Verklaart niet bewezen hetgeen de verdachte meer of anders is ten laste gelegd dan hierboven is bewezen verklaard en spreekt de verdachte daarvan vrij.
Verklaart het bewezen verklaarde strafbaar, kwalificeert dit als hiervoor vermeld en verklaart de verdachte strafbaar.

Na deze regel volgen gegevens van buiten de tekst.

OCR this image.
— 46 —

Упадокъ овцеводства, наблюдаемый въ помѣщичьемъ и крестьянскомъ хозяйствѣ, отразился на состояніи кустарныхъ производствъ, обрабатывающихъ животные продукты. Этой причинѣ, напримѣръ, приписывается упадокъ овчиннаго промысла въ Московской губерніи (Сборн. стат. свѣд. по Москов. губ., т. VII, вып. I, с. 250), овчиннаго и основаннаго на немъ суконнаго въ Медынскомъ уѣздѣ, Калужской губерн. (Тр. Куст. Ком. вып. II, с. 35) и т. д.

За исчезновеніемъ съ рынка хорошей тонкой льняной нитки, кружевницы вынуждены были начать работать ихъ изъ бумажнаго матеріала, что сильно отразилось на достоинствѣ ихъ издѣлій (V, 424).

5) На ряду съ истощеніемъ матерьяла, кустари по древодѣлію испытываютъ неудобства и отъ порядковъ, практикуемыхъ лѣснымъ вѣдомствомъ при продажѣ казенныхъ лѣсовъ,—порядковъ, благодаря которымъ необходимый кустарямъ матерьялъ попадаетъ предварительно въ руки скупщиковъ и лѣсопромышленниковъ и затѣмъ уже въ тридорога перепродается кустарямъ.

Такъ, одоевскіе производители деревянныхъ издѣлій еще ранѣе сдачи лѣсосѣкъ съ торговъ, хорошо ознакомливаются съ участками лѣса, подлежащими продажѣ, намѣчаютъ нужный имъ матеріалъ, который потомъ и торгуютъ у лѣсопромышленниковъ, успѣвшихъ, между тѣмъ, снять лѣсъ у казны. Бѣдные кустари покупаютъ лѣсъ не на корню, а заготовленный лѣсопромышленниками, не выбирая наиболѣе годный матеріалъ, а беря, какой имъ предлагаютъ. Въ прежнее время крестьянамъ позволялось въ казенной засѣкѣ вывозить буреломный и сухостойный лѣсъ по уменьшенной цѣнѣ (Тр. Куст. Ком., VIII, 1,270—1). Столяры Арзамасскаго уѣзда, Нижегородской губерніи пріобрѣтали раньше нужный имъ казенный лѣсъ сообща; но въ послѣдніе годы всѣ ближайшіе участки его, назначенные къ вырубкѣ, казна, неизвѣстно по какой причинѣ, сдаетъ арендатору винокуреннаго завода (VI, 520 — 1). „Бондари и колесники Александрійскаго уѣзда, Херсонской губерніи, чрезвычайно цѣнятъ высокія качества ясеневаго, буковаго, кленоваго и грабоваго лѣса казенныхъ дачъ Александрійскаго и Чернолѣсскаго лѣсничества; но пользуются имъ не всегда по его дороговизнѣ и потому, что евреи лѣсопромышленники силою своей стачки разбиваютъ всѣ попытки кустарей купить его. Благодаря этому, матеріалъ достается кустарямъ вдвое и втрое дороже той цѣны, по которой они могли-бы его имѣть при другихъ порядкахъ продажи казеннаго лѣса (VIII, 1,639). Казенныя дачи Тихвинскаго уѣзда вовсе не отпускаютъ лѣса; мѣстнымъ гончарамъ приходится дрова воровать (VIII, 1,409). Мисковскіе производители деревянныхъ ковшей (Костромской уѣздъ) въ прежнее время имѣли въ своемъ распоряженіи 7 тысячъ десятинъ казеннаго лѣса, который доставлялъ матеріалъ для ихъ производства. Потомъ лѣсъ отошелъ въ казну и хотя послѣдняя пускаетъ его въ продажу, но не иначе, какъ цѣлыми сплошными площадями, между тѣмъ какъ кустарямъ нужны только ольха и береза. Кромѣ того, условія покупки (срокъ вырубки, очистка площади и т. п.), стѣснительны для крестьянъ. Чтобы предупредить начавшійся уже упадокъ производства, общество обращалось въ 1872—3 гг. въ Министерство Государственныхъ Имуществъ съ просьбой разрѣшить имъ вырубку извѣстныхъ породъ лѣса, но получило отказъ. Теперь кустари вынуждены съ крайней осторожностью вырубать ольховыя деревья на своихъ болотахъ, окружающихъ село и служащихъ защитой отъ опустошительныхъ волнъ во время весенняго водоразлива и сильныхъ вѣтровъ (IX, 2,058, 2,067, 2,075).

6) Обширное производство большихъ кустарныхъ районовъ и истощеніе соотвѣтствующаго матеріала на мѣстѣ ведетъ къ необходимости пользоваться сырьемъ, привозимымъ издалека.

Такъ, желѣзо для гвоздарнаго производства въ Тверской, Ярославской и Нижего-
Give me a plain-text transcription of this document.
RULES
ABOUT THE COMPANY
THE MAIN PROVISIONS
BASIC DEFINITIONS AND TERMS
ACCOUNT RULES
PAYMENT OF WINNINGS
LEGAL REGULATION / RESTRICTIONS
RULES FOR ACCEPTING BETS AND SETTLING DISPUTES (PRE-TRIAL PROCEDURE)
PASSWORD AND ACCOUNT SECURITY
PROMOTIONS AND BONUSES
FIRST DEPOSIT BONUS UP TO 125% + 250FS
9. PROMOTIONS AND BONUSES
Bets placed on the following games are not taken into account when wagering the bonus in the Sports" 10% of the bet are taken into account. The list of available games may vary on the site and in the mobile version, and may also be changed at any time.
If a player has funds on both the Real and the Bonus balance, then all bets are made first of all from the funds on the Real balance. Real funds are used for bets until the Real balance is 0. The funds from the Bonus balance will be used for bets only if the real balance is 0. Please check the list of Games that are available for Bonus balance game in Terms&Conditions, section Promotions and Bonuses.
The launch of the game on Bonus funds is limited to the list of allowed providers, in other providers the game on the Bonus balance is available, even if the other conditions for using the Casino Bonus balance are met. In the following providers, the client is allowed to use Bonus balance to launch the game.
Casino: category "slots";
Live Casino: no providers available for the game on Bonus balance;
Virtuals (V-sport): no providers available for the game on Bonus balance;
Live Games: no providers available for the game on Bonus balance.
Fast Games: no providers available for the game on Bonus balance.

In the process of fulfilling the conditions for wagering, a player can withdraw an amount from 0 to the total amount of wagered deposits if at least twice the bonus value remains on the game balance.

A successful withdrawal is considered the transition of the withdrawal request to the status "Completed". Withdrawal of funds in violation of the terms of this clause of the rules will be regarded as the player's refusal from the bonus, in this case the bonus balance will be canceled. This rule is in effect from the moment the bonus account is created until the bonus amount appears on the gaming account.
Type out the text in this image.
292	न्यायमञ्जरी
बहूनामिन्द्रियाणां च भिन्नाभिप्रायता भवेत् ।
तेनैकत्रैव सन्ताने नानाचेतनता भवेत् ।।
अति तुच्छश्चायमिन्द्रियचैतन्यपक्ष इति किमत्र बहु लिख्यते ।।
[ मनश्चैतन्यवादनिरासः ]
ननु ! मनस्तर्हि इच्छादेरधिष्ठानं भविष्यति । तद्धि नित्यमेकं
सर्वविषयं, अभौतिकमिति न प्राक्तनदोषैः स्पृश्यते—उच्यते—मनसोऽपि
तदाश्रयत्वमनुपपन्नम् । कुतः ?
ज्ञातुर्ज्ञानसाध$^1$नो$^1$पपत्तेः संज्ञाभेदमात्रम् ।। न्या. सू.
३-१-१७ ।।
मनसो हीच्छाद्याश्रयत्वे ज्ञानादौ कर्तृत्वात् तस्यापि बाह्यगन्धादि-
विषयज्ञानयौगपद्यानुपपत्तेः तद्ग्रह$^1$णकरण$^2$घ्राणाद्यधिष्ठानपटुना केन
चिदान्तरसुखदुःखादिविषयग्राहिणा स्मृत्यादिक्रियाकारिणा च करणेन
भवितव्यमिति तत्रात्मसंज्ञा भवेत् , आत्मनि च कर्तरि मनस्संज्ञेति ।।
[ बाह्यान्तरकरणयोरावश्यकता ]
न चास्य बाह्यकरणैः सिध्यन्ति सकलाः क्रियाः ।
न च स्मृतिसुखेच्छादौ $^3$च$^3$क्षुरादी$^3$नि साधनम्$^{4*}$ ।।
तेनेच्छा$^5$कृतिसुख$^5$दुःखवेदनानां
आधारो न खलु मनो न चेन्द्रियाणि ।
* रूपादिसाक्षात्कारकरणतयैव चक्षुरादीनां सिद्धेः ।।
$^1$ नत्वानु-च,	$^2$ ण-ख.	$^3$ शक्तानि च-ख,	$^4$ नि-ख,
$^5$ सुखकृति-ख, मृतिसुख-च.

Veroordeelt de verdachte tot een
taakstrafvoor de duur van
240 (tweehonderdveertig) uren, indien niet naar behoren verricht te vervangen door
120 (honderdtwintig) dagen hechtenis.
Beveelt dat de tijd die door de verdachte vóór de tenuitvoerlegging van deze uitspraak in enige in artikel 27, eerste lid, of artikel 27a van het Wetboek van Strafrecht bedoelde vorm van voorarrest is doorgebracht, bij de uitvoering van de opgelegde taakstraf in mindering zal worden gebracht, volgens de maatstaf van twee uren taakstraf per in voorarrest doorgebrachte dag, voor zover die tijd niet reeds op een andere straf in mindering is gebracht.
Verlengt de proeftijd als vermeld in het vonnis van de politierechter in de rechtbank Noord-Holland van 2 juni 2015, met parketnummer 15-066262-15, met een termijn van 1 één jaar.
Gelast de gedeeltelijke tenuitvoerlegging van de straf, voor zover voorwaardelijk opgelegd bij vonnis van de rechtbank Noord-Holland van 16 juni 2014, met parketnummer 15-741095-13, te weten van een gevangenisstraf voor de duur van 2 maanden, te vervangen door: een
taakstrafvoor de duur van
120 (honderdtwintig) uren, bij gebreke van het naar behoren verrichten te vervangen door
60 (zestig) dagen hechtenis.
Wijst de vordering tot tenuitvoerlegging met parketnummer 15-741095-13 voor het overige af.
Dit arrest is gewezen door de meervoudige strafkamer van het gerechtshof Amsterdam, waarin zitting hadden mr. W.M.C. Tilleman, mr. F.M.D. Aardema en mr. M.L.M. van der Voet, in tegenwoordigheid van mr. N.R. Achterberg, griffier, en is uitgesproken op de openbare terechtzitting van dit gerechtshof van 6 juli 2017.
Mr. F.M.D. Aardema is buiten staat dit arrest mede te ondertekenen.